Sam Altman, CEO da OpenAI, criticou nesta semana o novo modelo de cibersegurança Mythos, lançado pela Anthropic, ao afirmar durante participação em um podcast que a empresa concorrente estaria recorrendo ao “marketing do medo” para apresentar o produto como mais impressionante do que realmente seria. A declaração ocorreu no podcast “Core Memory”, após a Anthropic anunciar, no início do mês, a liberação do sistema para um grupo restrito de clientes corporativos. De acordo com informações da TechCrunch, a discussão se insere em uma troca pública de críticas entre as duas empresas do setor de inteligência artificial.

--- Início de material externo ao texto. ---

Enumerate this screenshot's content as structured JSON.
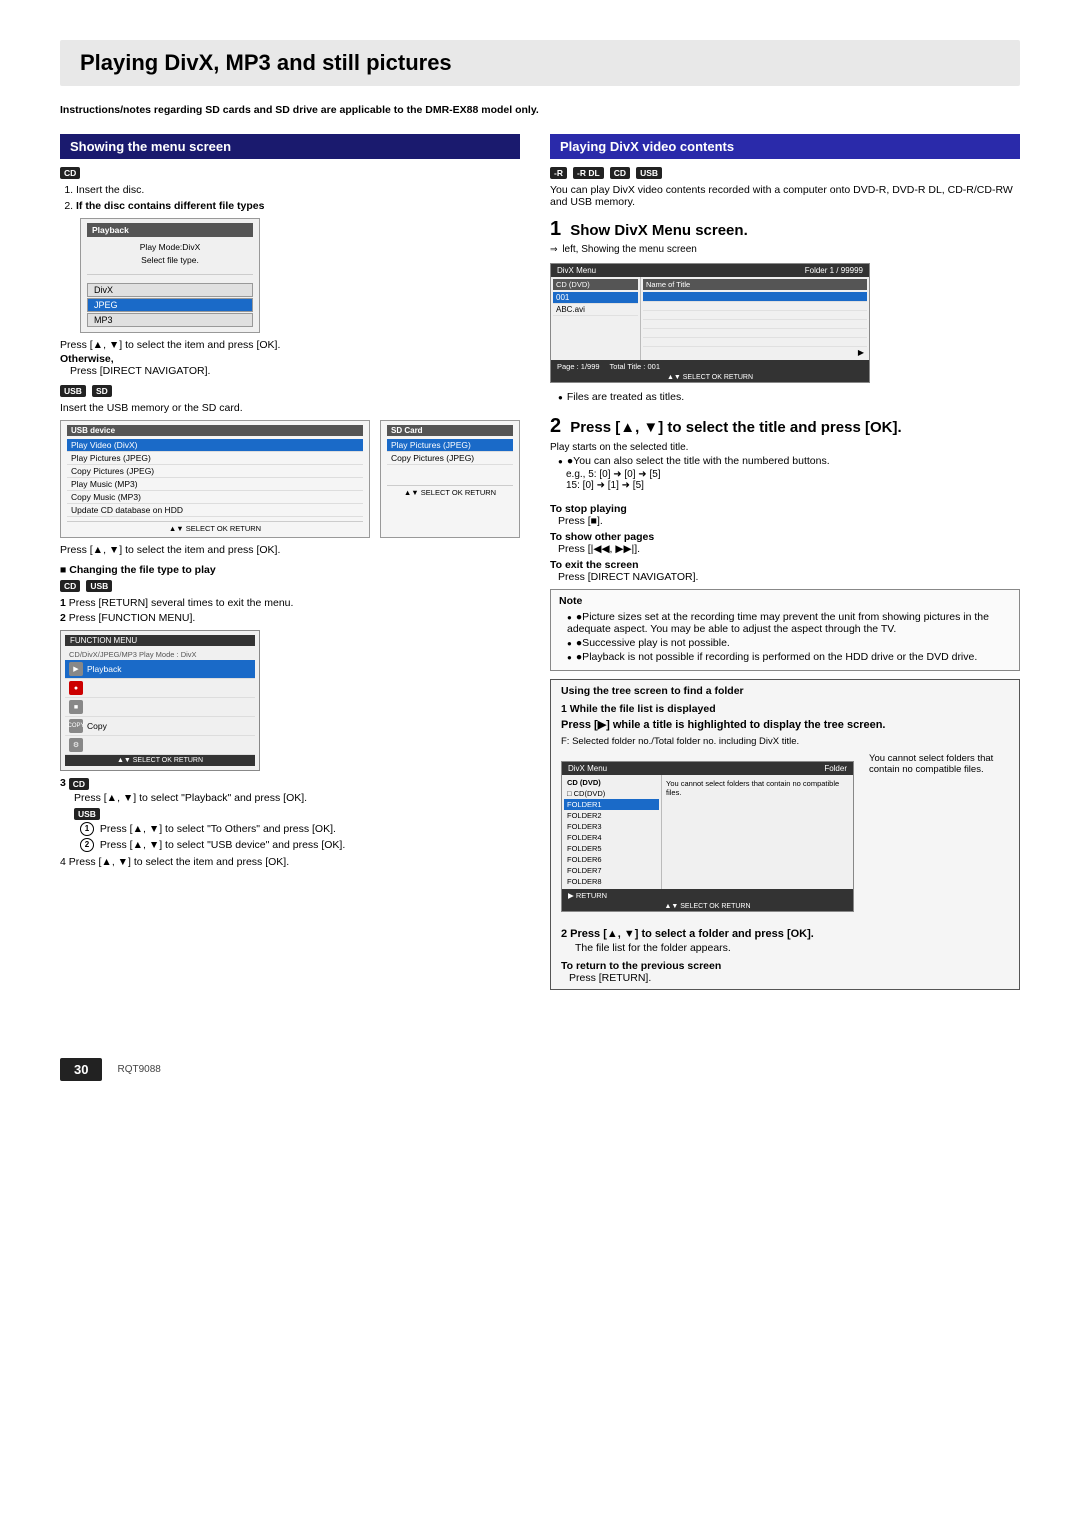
{
  "page": {
    "title": "Playing DivX, MP3 and still pictures",
    "page_number": "30",
    "rqt_code": "RQT9088"
  },
  "intro_note": "Instructions/notes regarding SD cards and SD drive are applicable to the DMR-EX88 model only.",
  "left_col": {
    "section_title": "Showing the menu screen",
    "cd_label": "CD",
    "steps": [
      {
        "num": "1",
        "text": "Insert the disc."
      },
      {
        "num": "2",
        "text": "If the disc contains different file types"
      }
    ],
    "playback_screen": {
      "title": "Playback",
      "items": [
        "Play Mode:DivX",
        "Select file type.",
        "",
        "DivX",
        "JPEG",
        "MP3"
      ]
    },
    "press_instruction": "Press [▲, ▼] to select the item and press [OK].",
    "otherwise_label": "Otherwise,",
    "otherwise_text": "Press [DIRECT NAVIGATOR].",
    "usb_sd_badges": [
      "USB",
      "SD"
    ],
    "usb_sd_text": "Insert the USB memory or the SD card.",
    "usb_screen": {
      "title": "USB device",
      "items": [
        "Play Video (DivX)",
        "Play Pictures (JPEG)",
        "Copy Pictures (JPEG)",
        "Play Music (MP3)",
        "Copy Music (MP3)",
        "Update CD database on HDD"
      ]
    },
    "sd_screen": {
      "title": "SD Card",
      "items": [
        "Play Pictures (JPEG)",
        "Copy Pictures (JPEG)"
      ]
    },
    "press_instruction2": "Press [▲, ▼] to select the item and press [OK].",
    "changing_file_header": "■ Changing the file type to play",
    "cd_usb_badges": [
      "CD",
      "USB"
    ],
    "step_return": "1   Press [RETURN] several times to exit the menu.",
    "step_func": "2   Press [FUNCTION MENU].",
    "func_screen": {
      "title": "FUNCTION MENU",
      "subtitle": "CD/DivX/JPEG/MP3    Play Mode : DivX",
      "items": [
        {
          "icon": "▶",
          "label": "Playback",
          "sel": true
        },
        {
          "icon": "●",
          "label": ""
        },
        {
          "icon": "■",
          "label": ""
        },
        {
          "icon": "C",
          "label": "Copy"
        },
        {
          "icon": "⚙",
          "label": ""
        }
      ]
    },
    "step3_cd": "CD",
    "step3_text": "Press [▲, ▼] to select \"Playback\" and press [OK].",
    "step3_usb": "USB",
    "step3_usb_text1": "①Press [▲, ▼] to select \"To Others\" and press [OK].",
    "step3_usb_text2": "②Press [▲, ▼] to select \"USB device\" and press [OK].",
    "step4_text": "4   Press [▲, ▼] to select the item and press [OK]."
  },
  "right_col": {
    "section_title": "Playing DivX video contents",
    "badges": [
      "-R",
      "-R DL",
      "CD",
      "USB"
    ],
    "intro_text": "You can play DivX video contents recorded with a computer onto DVD-R, DVD-R DL, CD-R/CD-RW and USB memory.",
    "step1": {
      "num": "1",
      "title": "Show DivX Menu screen.",
      "arrow_text": "⇒ left, Showing the menu screen",
      "screen": {
        "header_left": "DivX Menu",
        "header_right": "Folder 1 / 99999",
        "left_col_header": "CD (DVD)",
        "left_items": [
          "001",
          "ABC.avi"
        ],
        "right_col_header": "Name of Title",
        "right_items": [
          "",
          "",
          "",
          "",
          "",
          "",
          ""
        ],
        "footer_left": "Page : 1/999",
        "footer_right": "Total Title : 001"
      },
      "note": "●Files are treated as titles."
    },
    "step2": {
      "num": "2",
      "title": "Press [▲, ▼] to select the title and press [OK].",
      "sub_text": "Play starts on the selected title.",
      "note1": "●You can also select the title with the numbered buttons.",
      "eg1": "e.g.,   5:    [0] ➜ [0] ➜ [5]",
      "eg2": "        15:   [0] ➜ [1] ➜ [5]"
    },
    "stop_playing": {
      "label": "To stop playing",
      "text": "Press [■]."
    },
    "show_other_pages": {
      "label": "To show other pages",
      "text": "Press [|◀◀, ▶▶|]."
    },
    "exit_screen": {
      "label": "To exit the screen",
      "text": "Press [DIRECT NAVIGATOR]."
    },
    "note_box": {
      "items": [
        "●Picture sizes set at the recording time may prevent the unit from showing pictures in the adequate aspect. You may be able to adjust the aspect through the TV.",
        "●Successive play is not possible.",
        "●Playback is not possible if recording is performed on the HDD drive or the DVD drive."
      ]
    },
    "tree_section": {
      "header": "Using the tree screen to find a folder",
      "step1_label": "1   While the file list is displayed",
      "step1_bold": "Press [▶] while a title is highlighted to display the tree screen.",
      "f_note": "F: Selected folder no./Total folder no. including DivX title.",
      "tree_screen": {
        "header_left": "DivX Menu",
        "header_right": "Folder",
        "left_col_header": "CD (DVD)",
        "left_items": [
          "CDCD-DVD",
          "FOLDER1",
          "FOLDER2",
          "FOLDER3",
          "FOLDER4",
          "FOLDER5",
          "FOLDER6",
          "FOLDER7",
          "FOLDER8"
        ],
        "right_note": "You cannot select folders that contain no compatible files.",
        "footer": "▶ RETURN"
      },
      "step2_text": "2   Press [▲, ▼] to select a folder and press [OK].",
      "step2_sub": "The file list for the folder appears.",
      "return_label": "To return to the previous screen",
      "return_text": "Press [RETURN]."
    }
  }
}
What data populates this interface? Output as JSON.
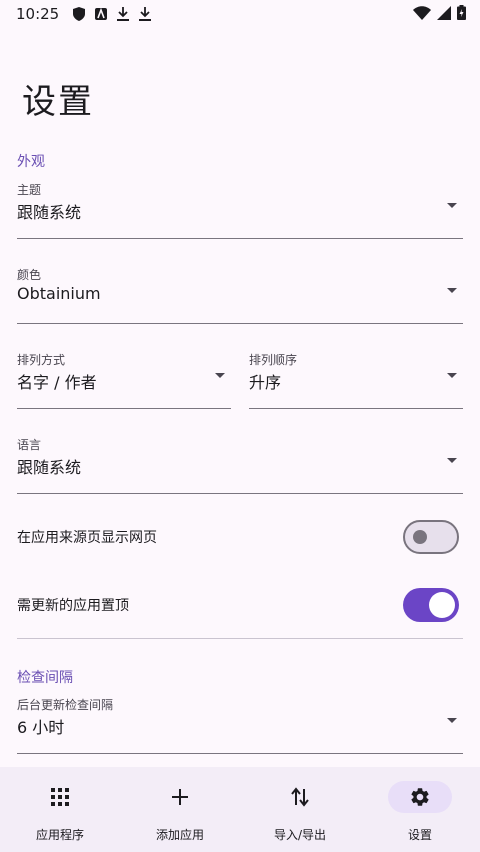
{
  "status_bar": {
    "time": "10:25"
  },
  "page_title": "设置",
  "sections": {
    "appearance": "外观",
    "check_interval": "检查间隔"
  },
  "fields": {
    "theme": {
      "label": "主题",
      "value": "跟随系统"
    },
    "color": {
      "label": "颜色",
      "value": "Obtainium"
    },
    "sort_by": {
      "label": "排列方式",
      "value": "名字 / 作者"
    },
    "sort_order": {
      "label": "排列顺序",
      "value": "升序"
    },
    "language": {
      "label": "语言",
      "value": "跟随系统"
    },
    "bg_interval": {
      "label": "后台更新检查间隔",
      "value": "6 小时"
    }
  },
  "toggles": {
    "show_webpage": {
      "label": "在应用来源页显示网页",
      "on": false
    },
    "pin_updates": {
      "label": "需更新的应用置顶",
      "on": true
    }
  },
  "bottom_nav": {
    "apps": "应用程序",
    "add_app": "添加应用",
    "import_export": "导入/导出",
    "settings": "设置"
  },
  "colors": {
    "accent": "#6b45c6",
    "nav_bg": "#f3edf7",
    "nav_active": "#e8def8"
  }
}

Segundo o texto original, a Anthropic afirmou que o Mythos seria poderoso demais para ser disponibilizado ao público em geral, citando preocupação de que cibercriminosos possam usar a tecnologia de forma maliciosa. A reportagem observa ainda que críticos consideram essa retórica exagerada. Nesse contexto, Altman sugeriu que esse tipo de abordagem ajuda a concentrar o acesso à inteligência artificial em um grupo pequeno e exclusivo.
O que Sam Altman disse sobre o Mythos?
Durante sua participação no “Core Memory”, Altman associou a estratégia da Anthropic a uma comunicação baseada no medo. No texto reproduzido pela TechCrunch, ele afirmou:
“There are people in the world who, for a long time, have wanted to keep AI in the hands of a smaller group of people,” he said. “You can justify that in a lot of different ways.”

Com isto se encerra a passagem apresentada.